A hospital patient has experienced a seizure. In the immediate recovery period, what action best protects the patients safety?
- A. Place the patient in a side-lying position.
- B. Pad the patients bed rails.
- C. Administer antianxiety medications as ordered.
- D. Reassure the patient and family members.
Correct Answer: B
Rationale: A side-lying position prevents aspiration of secretions post-seizure. Padding rails, antianxiety drugs, or reassurance are secondary to airway safety.
A patient with increased ICP has a ventriculostomy for monitoring ICP. The nurses most recent assessment reveals that the patient is now exhibiting nuchal rigidity and photophobia. The nurse would be correct in suspecting the presence of what complication?
- A. Encephalitis
- B. CSF leak
- C. Meningitis
- D. Catheter occlusion
Correct Answer: C
Rationale: Nuchal rigidity and photophobia are signs of meningitis, a potential ventriculostomy complication. Encephalitis, CSF leak, and catheter occlusion present differently.

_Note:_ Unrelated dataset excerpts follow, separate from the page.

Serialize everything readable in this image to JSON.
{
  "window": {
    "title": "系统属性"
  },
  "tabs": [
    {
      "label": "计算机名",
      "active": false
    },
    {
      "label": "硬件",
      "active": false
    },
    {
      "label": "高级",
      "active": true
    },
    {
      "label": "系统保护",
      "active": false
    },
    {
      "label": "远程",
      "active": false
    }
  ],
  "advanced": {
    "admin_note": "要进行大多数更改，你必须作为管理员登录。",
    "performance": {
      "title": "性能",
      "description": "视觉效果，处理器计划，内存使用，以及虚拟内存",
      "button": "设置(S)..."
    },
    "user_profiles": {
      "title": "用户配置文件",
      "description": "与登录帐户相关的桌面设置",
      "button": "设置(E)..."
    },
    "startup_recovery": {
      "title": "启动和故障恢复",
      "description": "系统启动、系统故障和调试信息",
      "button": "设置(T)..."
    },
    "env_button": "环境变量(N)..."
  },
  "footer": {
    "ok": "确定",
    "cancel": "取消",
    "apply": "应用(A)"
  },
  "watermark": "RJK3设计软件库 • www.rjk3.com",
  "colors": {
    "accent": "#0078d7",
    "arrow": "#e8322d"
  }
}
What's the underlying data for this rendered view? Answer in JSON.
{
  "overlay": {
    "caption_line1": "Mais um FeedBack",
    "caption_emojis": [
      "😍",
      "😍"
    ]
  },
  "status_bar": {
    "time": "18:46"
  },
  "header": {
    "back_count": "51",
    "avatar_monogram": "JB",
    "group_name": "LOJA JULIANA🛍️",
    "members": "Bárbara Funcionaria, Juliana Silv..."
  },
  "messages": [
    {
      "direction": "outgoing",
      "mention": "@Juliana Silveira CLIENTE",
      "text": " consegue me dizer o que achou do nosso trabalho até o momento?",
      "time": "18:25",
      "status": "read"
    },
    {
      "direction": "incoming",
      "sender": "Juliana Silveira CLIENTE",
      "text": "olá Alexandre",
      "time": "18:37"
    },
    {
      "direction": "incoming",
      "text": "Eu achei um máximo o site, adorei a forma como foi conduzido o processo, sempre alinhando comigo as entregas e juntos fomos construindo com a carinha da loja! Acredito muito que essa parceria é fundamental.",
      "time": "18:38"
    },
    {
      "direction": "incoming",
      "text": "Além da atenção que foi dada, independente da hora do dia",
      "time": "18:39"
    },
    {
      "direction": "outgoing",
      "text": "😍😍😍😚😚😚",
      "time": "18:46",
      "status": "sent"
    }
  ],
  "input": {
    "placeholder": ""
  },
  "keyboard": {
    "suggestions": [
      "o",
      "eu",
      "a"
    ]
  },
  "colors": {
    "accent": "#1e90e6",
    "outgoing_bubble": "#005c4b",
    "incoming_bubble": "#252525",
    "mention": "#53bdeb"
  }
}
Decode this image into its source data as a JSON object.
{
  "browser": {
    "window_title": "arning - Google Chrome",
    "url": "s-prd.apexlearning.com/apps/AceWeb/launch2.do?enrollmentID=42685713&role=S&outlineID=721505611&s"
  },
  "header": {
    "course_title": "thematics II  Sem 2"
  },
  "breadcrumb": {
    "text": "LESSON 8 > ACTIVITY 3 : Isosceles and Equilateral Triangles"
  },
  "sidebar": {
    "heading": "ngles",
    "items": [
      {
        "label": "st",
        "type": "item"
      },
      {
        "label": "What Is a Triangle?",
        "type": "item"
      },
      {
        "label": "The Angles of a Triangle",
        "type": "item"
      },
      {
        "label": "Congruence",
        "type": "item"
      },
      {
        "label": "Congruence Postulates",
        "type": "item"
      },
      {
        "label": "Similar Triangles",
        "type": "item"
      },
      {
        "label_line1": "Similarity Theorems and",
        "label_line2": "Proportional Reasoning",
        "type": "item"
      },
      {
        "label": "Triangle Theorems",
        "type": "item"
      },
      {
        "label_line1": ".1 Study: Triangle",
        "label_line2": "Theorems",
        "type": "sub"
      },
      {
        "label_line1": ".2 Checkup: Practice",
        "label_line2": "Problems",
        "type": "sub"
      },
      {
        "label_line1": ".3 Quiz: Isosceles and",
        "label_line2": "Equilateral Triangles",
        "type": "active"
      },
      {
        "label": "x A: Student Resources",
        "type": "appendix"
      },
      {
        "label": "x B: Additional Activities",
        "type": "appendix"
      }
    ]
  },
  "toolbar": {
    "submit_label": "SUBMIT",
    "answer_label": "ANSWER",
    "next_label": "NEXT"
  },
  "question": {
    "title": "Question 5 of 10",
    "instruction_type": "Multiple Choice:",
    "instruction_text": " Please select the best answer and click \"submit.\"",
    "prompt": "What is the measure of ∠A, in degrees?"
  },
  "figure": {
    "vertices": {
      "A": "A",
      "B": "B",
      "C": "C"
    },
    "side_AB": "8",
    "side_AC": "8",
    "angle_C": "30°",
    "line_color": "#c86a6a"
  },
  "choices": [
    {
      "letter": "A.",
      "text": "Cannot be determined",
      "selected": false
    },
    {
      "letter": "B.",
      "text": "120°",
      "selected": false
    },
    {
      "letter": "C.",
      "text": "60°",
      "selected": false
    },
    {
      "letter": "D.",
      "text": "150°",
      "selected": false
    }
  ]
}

While completing a health history on a patient who has recently experienced a seizure, the nurse would assess for what characteristic associated with the postictal state?
- A. Epileptic cry
- B. Confusion
- C. Urinary incontinence
- D. Body rigidity
Correct Answer: B
Rationale: Confusion is typical in the postictal state after a seizure. Epileptic cry, incontinence, and rigidity occur during the seizure, not afterward.